Monday, July 31, 2006

Tao of Yeshua: Introduction

One thing I really like about summer is how I can simplify my life a bit.

The end of Spring Term is always busy and stressful, partly because of final exam grading but mostly because of trying to process a year of teaching to decide how to improve for next year. I almost completely plan my Fall Term classes during finals week and the week after.

Then it's really summer, and I have ministry work to do but no math teaching for a few months. So I do more yard work, spend more time talking with congregants and friends, and try to finish some projects that have been on the back burner.

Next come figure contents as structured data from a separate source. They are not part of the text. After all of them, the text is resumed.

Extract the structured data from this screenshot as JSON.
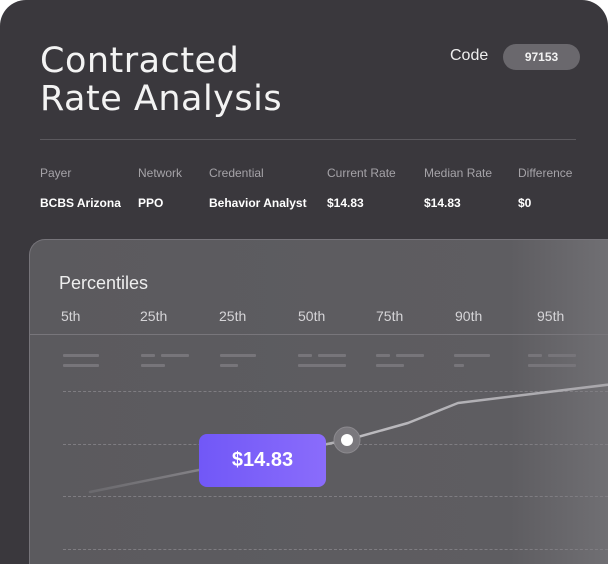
{
  "header": {
    "title_line1": "Contracted",
    "title_line2": "Rate Analysis",
    "code_label": "Code",
    "code_value": "97153"
  },
  "table": {
    "headers": [
      "Payer",
      "Network",
      "Credential",
      "Current Rate",
      "Median Rate",
      "Difference"
    ],
    "row": [
      "BCBS Arizona",
      "PPO",
      "Behavior Analyst",
      "$14.83",
      "$14.83",
      "$0"
    ]
  },
  "percentiles": {
    "title": "Percentiles",
    "labels": [
      "5th",
      "25th",
      "25th",
      "50th",
      "75th",
      "90th",
      "95th"
    ]
  },
  "callout": {
    "value": "$14.83"
  },
  "colors": {
    "background": "#3a383d",
    "accent": "#7c62fa",
    "pill": "#6a686d"
  }
}
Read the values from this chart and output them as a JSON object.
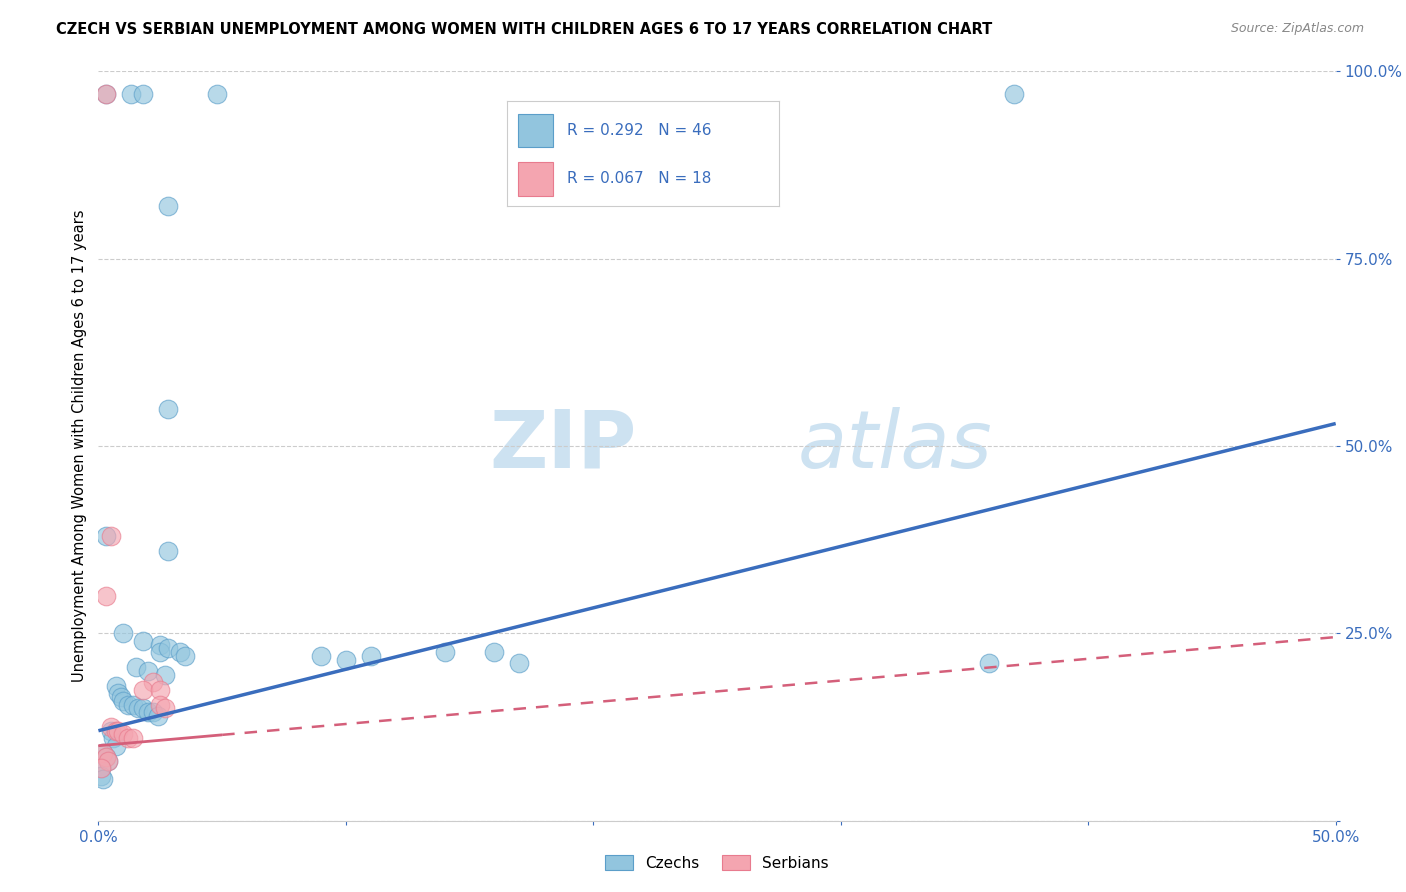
{
  "title": "CZECH VS SERBIAN UNEMPLOYMENT AMONG WOMEN WITH CHILDREN AGES 6 TO 17 YEARS CORRELATION CHART",
  "source": "Source: ZipAtlas.com",
  "ylabel": "Unemployment Among Women with Children Ages 6 to 17 years",
  "x_min": 0.0,
  "x_max": 0.5,
  "y_min": 0.0,
  "y_max": 1.0,
  "y_ticks": [
    0.0,
    0.25,
    0.5,
    0.75,
    1.0
  ],
  "y_tick_labels": [
    "",
    "25.0%",
    "50.0%",
    "75.0%",
    "100.0%"
  ],
  "watermark_zip": "ZIP",
  "watermark_atlas": "atlas",
  "legend_text1": "R = 0.292   N = 46",
  "legend_text2": "R = 0.067   N = 18",
  "czech_color": "#92c5de",
  "serbian_color": "#f4a5b0",
  "czech_edge_color": "#5b9ec9",
  "serbian_edge_color": "#e87b8e",
  "czech_line_color": "#3a6dbd",
  "serbian_line_color": "#d45f7a",
  "czech_scatter": [
    [
      0.003,
      0.97
    ],
    [
      0.013,
      0.97
    ],
    [
      0.018,
      0.97
    ],
    [
      0.048,
      0.97
    ],
    [
      0.37,
      0.97
    ],
    [
      0.028,
      0.82
    ],
    [
      0.028,
      0.55
    ],
    [
      0.003,
      0.38
    ],
    [
      0.028,
      0.36
    ],
    [
      0.01,
      0.25
    ],
    [
      0.018,
      0.24
    ],
    [
      0.025,
      0.235
    ],
    [
      0.025,
      0.225
    ],
    [
      0.028,
      0.23
    ],
    [
      0.033,
      0.225
    ],
    [
      0.035,
      0.22
    ],
    [
      0.09,
      0.22
    ],
    [
      0.1,
      0.215
    ],
    [
      0.11,
      0.22
    ],
    [
      0.14,
      0.225
    ],
    [
      0.16,
      0.225
    ],
    [
      0.17,
      0.21
    ],
    [
      0.36,
      0.21
    ],
    [
      0.015,
      0.205
    ],
    [
      0.02,
      0.2
    ],
    [
      0.027,
      0.195
    ],
    [
      0.007,
      0.18
    ],
    [
      0.008,
      0.17
    ],
    [
      0.009,
      0.165
    ],
    [
      0.01,
      0.16
    ],
    [
      0.012,
      0.155
    ],
    [
      0.014,
      0.155
    ],
    [
      0.016,
      0.15
    ],
    [
      0.018,
      0.15
    ],
    [
      0.02,
      0.145
    ],
    [
      0.022,
      0.145
    ],
    [
      0.024,
      0.14
    ],
    [
      0.005,
      0.12
    ],
    [
      0.006,
      0.11
    ],
    [
      0.007,
      0.1
    ],
    [
      0.002,
      0.09
    ],
    [
      0.003,
      0.085
    ],
    [
      0.004,
      0.08
    ],
    [
      0.001,
      0.07
    ],
    [
      0.001,
      0.06
    ],
    [
      0.002,
      0.055
    ]
  ],
  "serbian_scatter": [
    [
      0.003,
      0.97
    ],
    [
      0.005,
      0.38
    ],
    [
      0.003,
      0.3
    ],
    [
      0.022,
      0.185
    ],
    [
      0.018,
      0.175
    ],
    [
      0.025,
      0.175
    ],
    [
      0.025,
      0.155
    ],
    [
      0.027,
      0.15
    ],
    [
      0.005,
      0.125
    ],
    [
      0.007,
      0.12
    ],
    [
      0.008,
      0.12
    ],
    [
      0.01,
      0.115
    ],
    [
      0.012,
      0.11
    ],
    [
      0.014,
      0.11
    ],
    [
      0.002,
      0.09
    ],
    [
      0.003,
      0.085
    ],
    [
      0.004,
      0.08
    ],
    [
      0.001,
      0.07
    ]
  ],
  "czech_line_x": [
    0.0,
    0.5
  ],
  "czech_line_y": [
    0.12,
    0.53
  ],
  "serbian_line_x": [
    0.0,
    0.5
  ],
  "serbian_line_y": [
    0.1,
    0.245
  ]
}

One very back-burner project was a translation of the Tao Te Ching. To make use of Don Richardson's phrase for things like the Gospel in other cultures, this text is clearly the "redemptive analogy" for its culture. Every since becoming a believer I've wanted to find or write a translation that brought out its connections to scriptural truth.

I cannot find one, so it's my new activity for winding down before bedtime. Studying the text fits well within a period of simplifying my life. I'll try to post a chapter a day on the blog. But no promises... this project is fun and prompts me to consider worthwhile thoughts, but has no real priority in my life.

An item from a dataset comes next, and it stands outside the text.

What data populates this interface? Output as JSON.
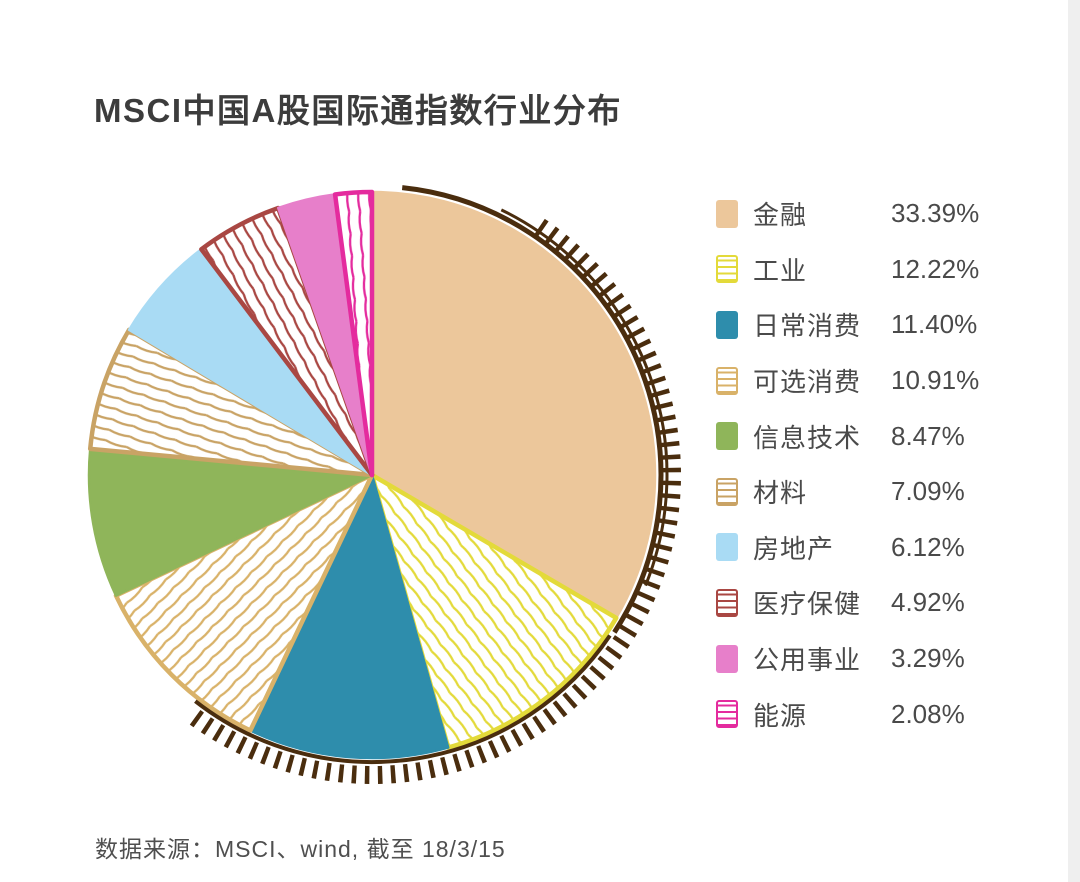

Since I know no Chinese, I'm making use of several English translations. The most helpful is one by J. J. L. Duyvendak because of its extensive commentary on translation issues.

For many reasons there cannot be a "correct" or "best" translation of this text. But that does not mean my translation will always be reasonable. Please know that I have reasons for the choices I make, but also please e-mail me if you have helpful criticism. (For an example, in Chapter 6 the word I translate as "meek" is more commonly translated "female". The word literally refers to a mare. Rather than thinking Lao Tzu used "mare" to mean "female", I am agreeing with translators who note that the Book of Changes associates this word with its second hexagram, which means meekness.)

After each chapter's translation I'll include my own notes, italicized and right-justified.

In my notes I will follow Jewish custom by using the word Adonai to refer to the Tertragrammaton, yud-hey-vav-hey. This name refers to all aspects of the divine: Father, Son and God's Spirit. (In contrast, to Jewish ears, the word "God" is a translation of Elohim, which refers to the Father.)